Research Challenges in Deep learning: Even though deep learning approaches are proving their finest and have been solving a variety of complicated applications with multiple layers and a high level of abstraction. There are still several issues that oblige to be contented in the future of deep learning due to either their challenging nature or lack of data availability for the general public.
Lack of innovation in model structure - There is no complete implementation of the depth of the advantages of deep learning technology, which needs to realize the development of a new depth of learning model for effective integration.
Update training methods - Many training methods focus on supervised training; there is no real sense to achieve complete unsupervised training combined with supervised training.
Deep learning has many parameters learning bottlenecks with learning rate, local optima, saddle points, vanishing, and exploding gradients.
Reduce training time - As the complexity of the problem is bigger, the amount of information processed is essential, which means that there is a demand for more and more training time for the deep learning model to improve the accuracy and the speed of data processing
Online learning - The current training in deep learning does not contribute to the realization of online learning, and it is necessary to enhance the online learning ability based on an innovative deep learning model.
Overcome adversarial sample - a big problem in the current deep learning is the adversarial sample; the long-term development of deep learning is needed to solve the problem of precision and avoid the potential security problem.
Data dimensionality issue - It is another landmark challenge faced by deep learning due to the critical information and overfitting problem in classification, especially in medical domain applications.
Insufficient data samples problem - Currently, deep learning models are requisite to focus on data sparsity, missing data, and messy data conducive to obtaining the approximated information through observations rather than training. However, data of some applications suffer from incompleteness, heterogeneity, and unlabeled data are challenging for deep learning is a relevant problem.
Future Scopes of Deep learning: The rapid utilization of deep learning algorithms in different fields shows its success and versatility, clearly accentuating the growth of deep learning and the tendency for future advancement and research. Some of the future aspects of deep learning are listed below:
• Deep neural networks with a sophisticated and non-static noisy framework and with multiple noises are need enhancement
• The improvement of feature diversity in deep learning models will raise the performance of deep networks.
• Compatible deep neural networks need to be introduced in the unsupervised learning online environment.

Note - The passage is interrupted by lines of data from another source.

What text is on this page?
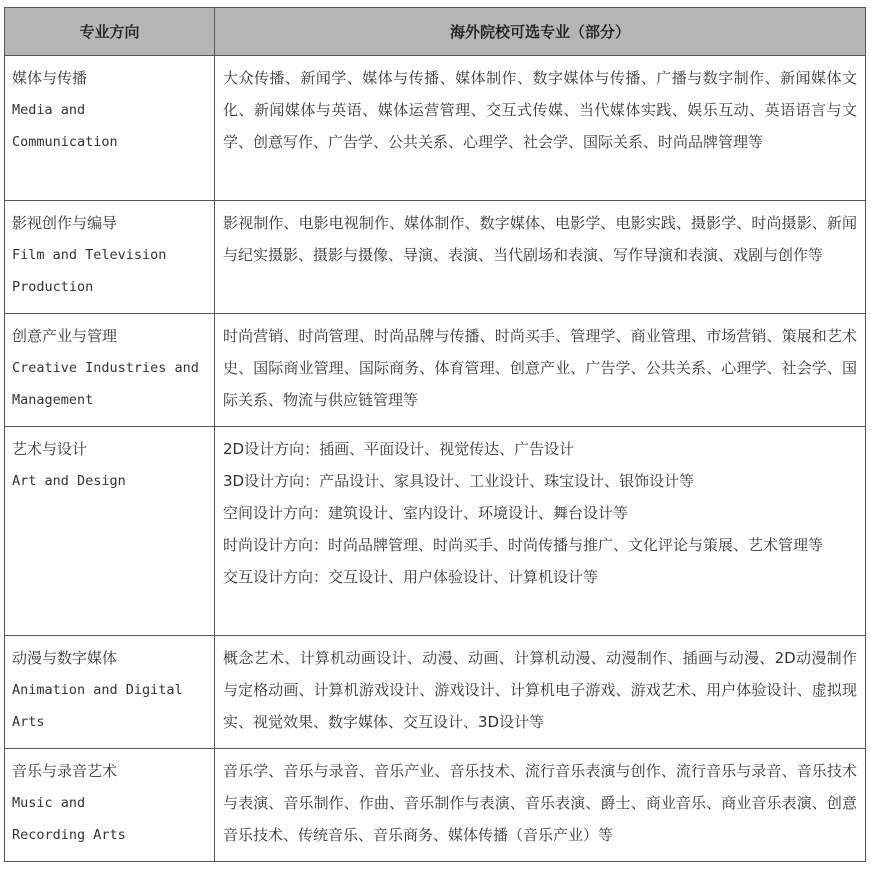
专业方向	海外院校可选专业（部分）

媒体与传播
Media and
Communication	大众传播、新闻学、媒体与传播、媒体制作、数字媒体与传播、广播与数字制作、新闻媒体文化、新闻媒体与英语、媒体运营管理、交互式传媒、当代媒体实践、娱乐互动、英语语言与文学、创意写作、广告学、公共关系、心理学、社会学、国际关系、时尚品牌管理等

影视创作与编导
Film and Television
Production	影视制作、电影电视制作、媒体制作、数字媒体、电影学、电影实践、摄影学、时尚摄影、新闻与纪实摄影、摄影与摄像、导演、表演、当代剧场和表演、写作导演和表演、戏剧与创作等

创意产业与管理
Creative Industries and
Management	时尚营销、时尚管理、时尚品牌与传播、时尚买手、管理学、商业管理、市场营销、策展和艺术史、国际商业管理、国际商务、体育管理、创意产业、广告学、公共关系、心理学、社会学、国际关系、物流与供应链管理等

艺术与设计
Art and Design	2D设计方向：插画、平面设计、视觉传达、广告设计
3D设计方向：产品设计、家具设计、工业设计、珠宝设计、银饰设计等
空间设计方向：建筑设计、室内设计、环境设计、舞台设计等
时尚设计方向：时尚品牌管理、时尚买手、时尚传播与推广、文化评论与策展、艺术管理等
交互设计方向：交互设计、用户体验设计、计算机设计等

动漫与数字媒体
Animation and Digital
Arts	概念艺术、计算机动画设计、动漫、动画、计算机动漫、动漫制作、插画与动漫、2D动漫制作与定格动画、计算机游戏设计、游戏设计、计算机电子游戏、游戏艺术、用户体验设计、虚拟现实、视觉效果、数字媒体、交互设计、3D设计等

音乐与录音艺术
Music and
Recording Arts	音乐学、音乐与录音、音乐产业、音乐技术、流行音乐表演与创作、流行音乐与录音、音乐技术与表演、音乐制作、作曲、音乐制作与表演、音乐表演、爵士、商业音乐、商业音乐表演、创意音乐技术、传统音乐、音乐商务、媒体传播（音乐产业）等
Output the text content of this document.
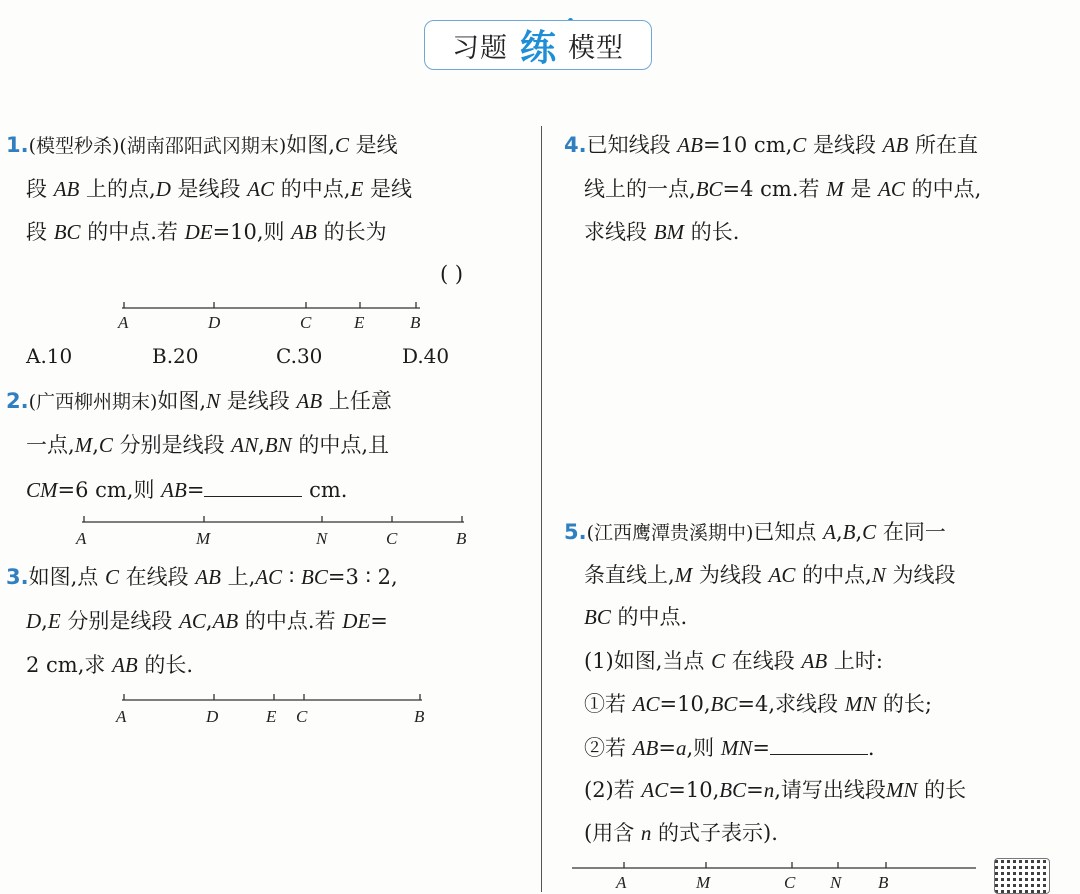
习题 练 模型
1.(模型秒杀)(湖南邵阳武冈期末)如图,C 是线
段 AB 上的点,D 是线段 AC 的中点,E 是线
段 BC 的中点.若 DE=10,则 AB 的长为
( )
A	D	C	E	B
A.10	B.20	C.30	D.40
2.(广西柳州期末)如图,N 是线段 AB 上任意
一点,M,C 分别是线段 AN,BN 的中点,且
CM=6 cm,则 AB=	cm.
A	M	N	C	B
3.如图,点 C 在线段 AB 上,AC ∶ BC=3 ∶ 2,
D,E 分别是线段 AC,AB 的中点.若 DE=
2 cm,求 AB 的长.
A	D	E C	B
4.已知线段 AB=10 cm,C 是线段 AB 所在直
线上的一点,BC=4 cm.若 M 是 AC 的中点,
求线段 BM 的长.
5.(江西鹰潭贵溪期中)已知点 A,B,C 在同一
条直线上,M 为线段 AC 的中点,N 为线段
BC 的中点.
(1)如图,当点 C 在线段 AB 上时:
①若 AC=10,BC=4,求线段 MN 的长;
②若 AB=a,则 MN=	.
(2)若 AC=10,BC=n,请写出线段MN 的长
(用含 n 的式子表示).
A	M	C N B
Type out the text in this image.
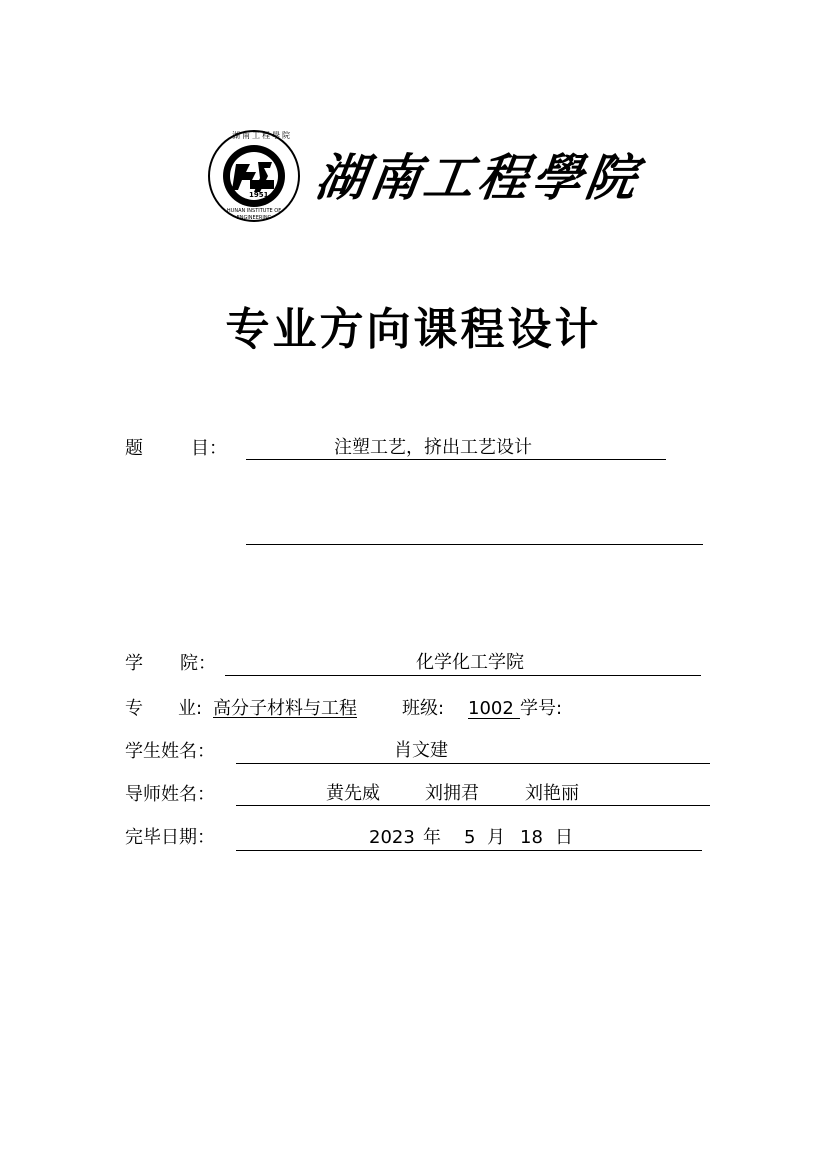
湖南工程學院
HUNAN INSTITUTE OF ENGINEERING
1951 湖南工程學院
专业方向课程设计
题	目：	注塑工艺，挤出工艺设计
学 院：	化学化工学院
专 业: 高分子材料与工程	班级: 1002 学号:
学生姓名：	肖文建
导师姓名：	黄先威	刘拥君	刘艳丽
完毕日期：	2023 年 5 月 18 日
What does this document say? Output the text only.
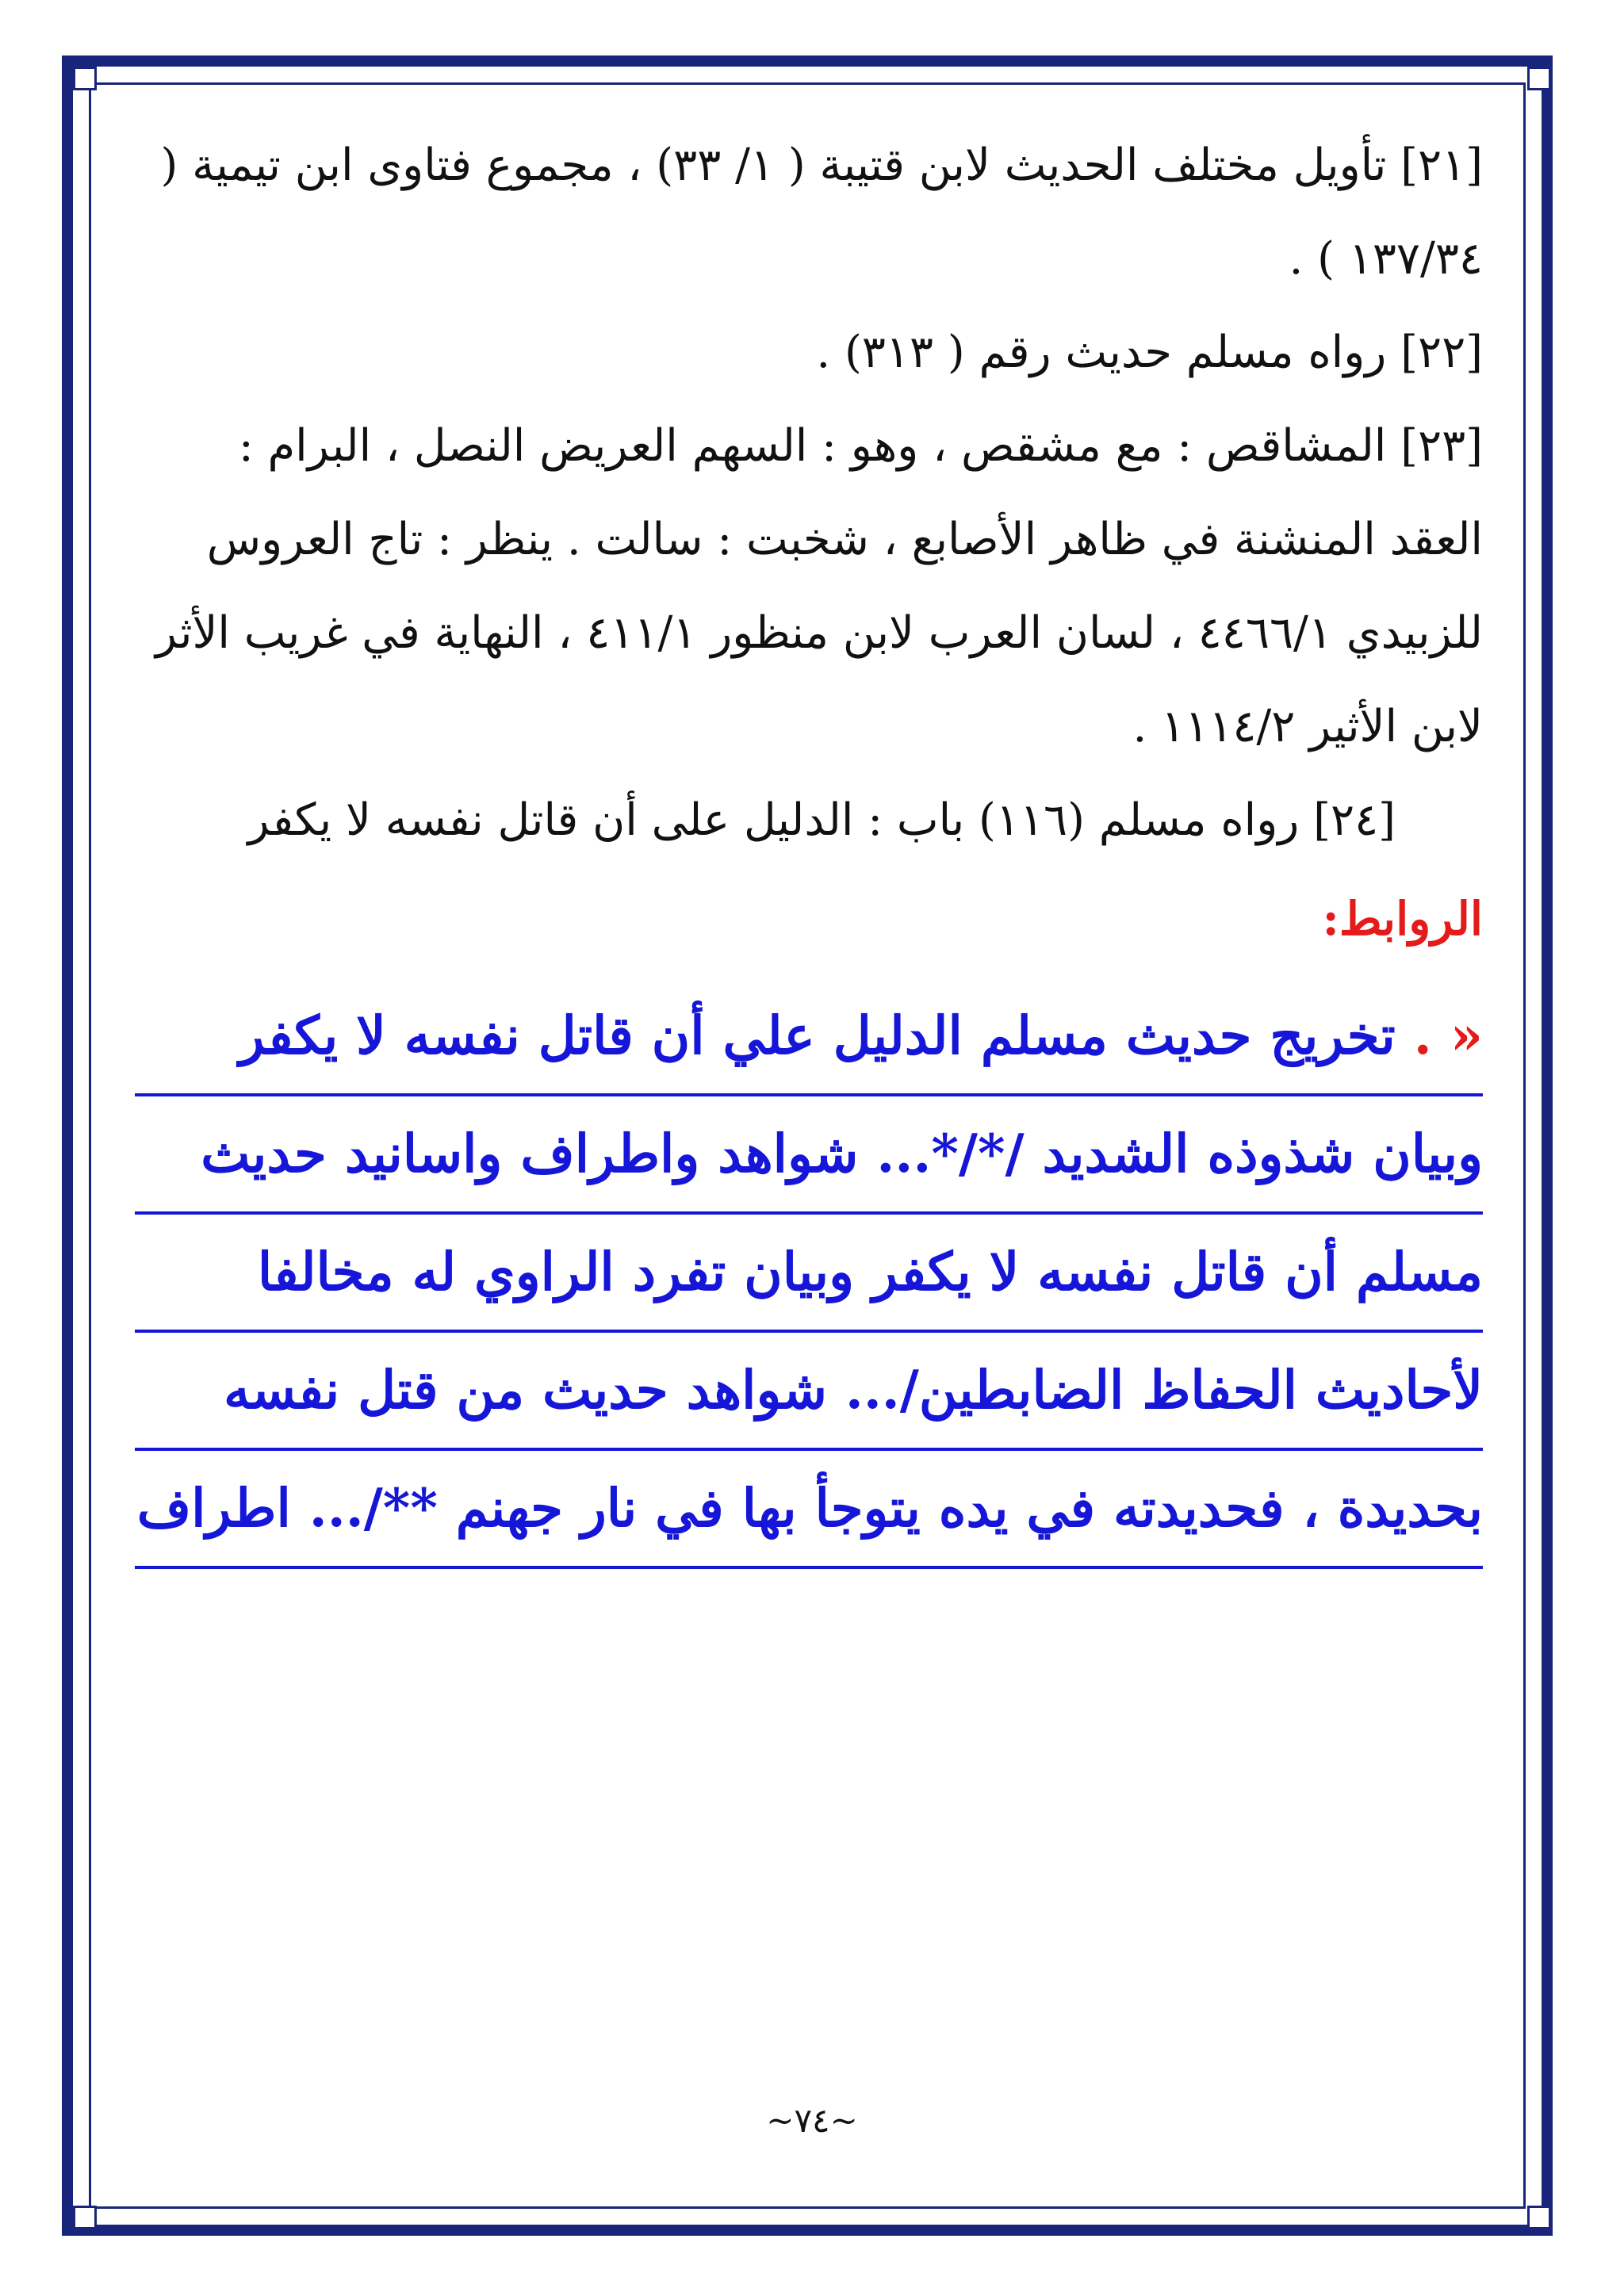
[٢١] تأويل مختلف الحديث لابن قتيبة ( ١/ ٣٣) ، مجموع فتاوى ابن تيمية ( ١٣٧/٣٤ ) .

[٢٢] رواه مسلم حديث رقم ( ٣١٣) .

[٢٣] المشاقص : مع مشقص ، وهو : السهم العريض النصل ، البرام : العقد المنشنة في ظاهر الأصابع ، شخبت : سالت . ينظر : تاج العروس للزبيدي ٤٤٦٦/١ ، لسان العرب لابن منظور ٤١١/١ ، النهاية في غريب الأثر لابن الأثير ١١١٤/٢ .

[٢٤] رواه مسلم (١١٦) باب : الدليل على أن قاتل نفسه لا يكفر

الروابط:

« . تخريج حديث مسلم الدليل علي أن قاتل نفسه لا يكفر
وبيان شذوذه الشديد /*/*... شواهد واطراف واسانيد حديث
مسلم أن قاتل نفسه لا يكفر وبيان تفرد الراوي له مخالفا
لأحاديث الحفاظ الضابطين/... شواهد حديث من قتل نفسه
بحديدة ، فحديدته في يده يتوجأ بها في نار جهنم **/... اطراف
~٧٤~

• Huge future direction relies on enhancement in deep reinforcement learning.
• The upcoming deep neural network should be designed by considering inferences, efficiency, and the accuracies and maintenance of a wide repository of data.
• For developing deep generative models, superior and advanced temporal modeling abilities will be instigated for the parametric speech recognition system.
• In the medical domain, automatically assess Electrocardiogram (ECG) with deep learning methods required to be improved.
• The deep learning model with fully autonomous driving is a succeeding opportunity in the technology of self-driving cars.
• Other emerging research trends in deep learning are acceleration and optimization, distributed deep learning in IoT and Cyber-Physical Systems (CPS), network management and control, and security.